The issue of illegal donations has dogged the PC party for more than a year as documents came to light showing that organizations like municipalities, school boards and universities contributed to the party over the years, often through tickets for fundraising events like golf tournaments or dinners.

In 2012, former party president Bill Smith apologized after the party returned $850 to Calgary Laboratory Services, a branch of Alberta Health Services. Smith said the PCs thought it was still a private company.

Smith also said last spring that the party repaid about $9,200 voluntarily to about a dozen different local governments and educational institutions in the spring. Those included donations from Medicine Hat, the County of Grande Prairie No. 1, the towns of Fahler, Okotoks, High River and Redcliff and Athabasca University.

Although the party voluntarily returned money in the spring, McCormick said the organization now feels it must stand up for a principle. In two cases where the party was advised by Elections Alberta to voluntarily return the money, it has not, he said. Both cases involve an $850 donation.

McCormick said Wednesday that in all the cases to be documented Thursday, with the exception of the Calgary lab, the party issued a tax receipt to an individual who later went back to a prohibited corporation to be reimbursed without the PCs knowing.

In a letter to Chief Electoral Officer Brian Fjeldheim dated Jan. 21, McCormick said that it is the individual donors who should be ordered to return the money.

“We think it would be unfair for any return order to cause the association to be impliedly seen as having somehow offended the Act in these cases when, in truth, the only breaches have been by those who, by obtaining reimbursement of apparently proper contributions, participated in prohibited contributions and then took the benefit of them,” McCormick wrote.

Fjeldheim said he did not want to speak in detail about the investigations until Thursday, but he did say that his rulings were firm.

“I believe the purpose of the act is to ensure the political entities can’t take the benefit of prohibited corporations contributions, even in circumstances where the party may not itself have contravened the act,” Fjeldheim said.

“I can understand how this can happen. But having said that, I still feel the purpose of the act is to ensure transparency and integrity.
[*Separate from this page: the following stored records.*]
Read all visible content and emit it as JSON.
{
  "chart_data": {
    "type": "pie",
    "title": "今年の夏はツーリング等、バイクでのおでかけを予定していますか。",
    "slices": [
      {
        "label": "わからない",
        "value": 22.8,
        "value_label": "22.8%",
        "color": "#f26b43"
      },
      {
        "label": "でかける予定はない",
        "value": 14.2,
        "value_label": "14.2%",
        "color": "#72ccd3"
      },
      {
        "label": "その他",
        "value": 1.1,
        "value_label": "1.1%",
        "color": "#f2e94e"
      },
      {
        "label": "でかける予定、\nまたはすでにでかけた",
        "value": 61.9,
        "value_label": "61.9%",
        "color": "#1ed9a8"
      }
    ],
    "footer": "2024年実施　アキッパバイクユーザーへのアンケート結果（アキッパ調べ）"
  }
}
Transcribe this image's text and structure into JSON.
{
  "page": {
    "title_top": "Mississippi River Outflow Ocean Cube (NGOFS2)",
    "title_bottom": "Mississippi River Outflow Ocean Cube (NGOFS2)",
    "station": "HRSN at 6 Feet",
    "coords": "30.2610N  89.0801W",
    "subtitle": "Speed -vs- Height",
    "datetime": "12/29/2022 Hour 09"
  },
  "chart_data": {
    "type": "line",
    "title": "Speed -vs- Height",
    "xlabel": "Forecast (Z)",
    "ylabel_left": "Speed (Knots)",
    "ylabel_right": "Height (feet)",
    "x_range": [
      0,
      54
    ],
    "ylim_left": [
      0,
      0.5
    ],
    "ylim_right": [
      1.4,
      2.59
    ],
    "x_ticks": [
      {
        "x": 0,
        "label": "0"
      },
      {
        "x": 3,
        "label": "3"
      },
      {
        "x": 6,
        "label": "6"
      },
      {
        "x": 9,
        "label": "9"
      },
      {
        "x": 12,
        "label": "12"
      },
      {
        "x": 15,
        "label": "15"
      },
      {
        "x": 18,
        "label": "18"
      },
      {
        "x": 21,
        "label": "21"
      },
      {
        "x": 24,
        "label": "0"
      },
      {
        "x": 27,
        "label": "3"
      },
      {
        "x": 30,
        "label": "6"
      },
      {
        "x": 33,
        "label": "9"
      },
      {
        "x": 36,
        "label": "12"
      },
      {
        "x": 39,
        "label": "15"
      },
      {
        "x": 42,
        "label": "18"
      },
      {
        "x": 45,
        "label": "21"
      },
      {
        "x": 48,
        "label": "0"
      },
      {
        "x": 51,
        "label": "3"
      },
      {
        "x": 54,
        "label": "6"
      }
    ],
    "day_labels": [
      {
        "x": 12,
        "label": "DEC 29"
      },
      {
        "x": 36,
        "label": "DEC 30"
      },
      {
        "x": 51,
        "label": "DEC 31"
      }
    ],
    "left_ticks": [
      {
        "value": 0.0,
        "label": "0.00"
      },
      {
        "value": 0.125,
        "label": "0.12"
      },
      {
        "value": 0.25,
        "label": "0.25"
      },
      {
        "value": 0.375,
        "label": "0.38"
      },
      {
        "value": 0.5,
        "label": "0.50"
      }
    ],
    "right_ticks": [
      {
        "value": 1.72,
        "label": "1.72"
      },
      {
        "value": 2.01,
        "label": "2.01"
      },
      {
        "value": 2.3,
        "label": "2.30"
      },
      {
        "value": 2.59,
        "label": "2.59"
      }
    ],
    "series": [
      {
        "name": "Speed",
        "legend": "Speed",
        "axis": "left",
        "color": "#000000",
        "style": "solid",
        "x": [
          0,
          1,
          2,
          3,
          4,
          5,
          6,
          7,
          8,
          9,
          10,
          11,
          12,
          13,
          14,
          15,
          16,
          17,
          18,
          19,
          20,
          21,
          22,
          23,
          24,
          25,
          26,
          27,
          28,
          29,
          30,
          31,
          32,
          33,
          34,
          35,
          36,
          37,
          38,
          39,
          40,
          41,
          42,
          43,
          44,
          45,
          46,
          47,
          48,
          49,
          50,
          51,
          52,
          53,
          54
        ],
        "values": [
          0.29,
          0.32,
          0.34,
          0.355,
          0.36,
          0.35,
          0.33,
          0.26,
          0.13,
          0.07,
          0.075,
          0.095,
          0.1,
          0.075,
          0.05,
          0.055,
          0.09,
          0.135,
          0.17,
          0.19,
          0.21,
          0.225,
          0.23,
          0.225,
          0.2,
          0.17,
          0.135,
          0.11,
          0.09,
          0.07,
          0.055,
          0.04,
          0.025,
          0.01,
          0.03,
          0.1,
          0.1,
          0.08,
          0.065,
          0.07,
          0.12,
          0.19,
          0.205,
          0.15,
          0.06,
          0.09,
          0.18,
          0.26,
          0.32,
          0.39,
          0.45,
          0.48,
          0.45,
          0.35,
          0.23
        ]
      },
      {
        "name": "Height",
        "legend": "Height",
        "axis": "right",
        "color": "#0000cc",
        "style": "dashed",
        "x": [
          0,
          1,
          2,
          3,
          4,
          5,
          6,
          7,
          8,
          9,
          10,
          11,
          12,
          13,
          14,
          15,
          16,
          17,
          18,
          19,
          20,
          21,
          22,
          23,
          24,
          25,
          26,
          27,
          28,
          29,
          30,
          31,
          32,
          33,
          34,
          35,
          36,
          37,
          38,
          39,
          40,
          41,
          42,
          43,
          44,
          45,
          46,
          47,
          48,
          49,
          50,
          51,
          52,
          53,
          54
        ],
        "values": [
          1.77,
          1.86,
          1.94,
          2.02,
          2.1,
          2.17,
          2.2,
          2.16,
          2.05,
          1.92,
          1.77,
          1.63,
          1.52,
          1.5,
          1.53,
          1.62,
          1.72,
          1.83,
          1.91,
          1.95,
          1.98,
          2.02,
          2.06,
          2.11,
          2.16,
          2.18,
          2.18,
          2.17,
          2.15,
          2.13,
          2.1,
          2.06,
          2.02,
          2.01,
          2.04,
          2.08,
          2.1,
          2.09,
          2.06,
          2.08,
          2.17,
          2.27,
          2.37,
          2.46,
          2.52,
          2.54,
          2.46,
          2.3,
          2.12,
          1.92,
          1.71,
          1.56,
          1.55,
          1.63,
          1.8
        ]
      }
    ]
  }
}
I believe that can be achieved, if these indirect ones being accepted in contravention of the act, if they’re returned.”

McCormick shared details of the 10 cases connected the main PC party with the Journal on Wednesday on the condition that the paper not identify the prohibited corporations involved, unless they had previously been made public, such as the Calgary Laboratory Services case.

The party feels that information should be released by Elections Alberta, he said.

Elections Alberta also will report that 17 PC constituency associations had to collectively repay $9,905, according to the party.

According to documents provided to the PC party by Fjeldheim, the donations all related to tickets purchased to attend various Leaders’ Dinners. Seven took place in 2010 and three in 2011.

McCormick said the party already takes pains to ensure donors know the rules about where the money can come from, but will be doing even more in the future.

Wildrose MLA Shayne Saskiw, the former executive director of his party, said that he does not expect his party to be identified by Elections Alberta as receiving illegal donations.

Whether ordered or advised, Saskiw said the PCs should be repaying any illegal donations.

“If there is any taxpayer dollars, directly or indirectly in the PC bank account at the party level or constituency level it should be repaid,” said Saskiw, MLA for Lac La Biche-Two Hills-St. Paul.

“It is mind boggling they are having this so-called discussion with the chief electoral officer.”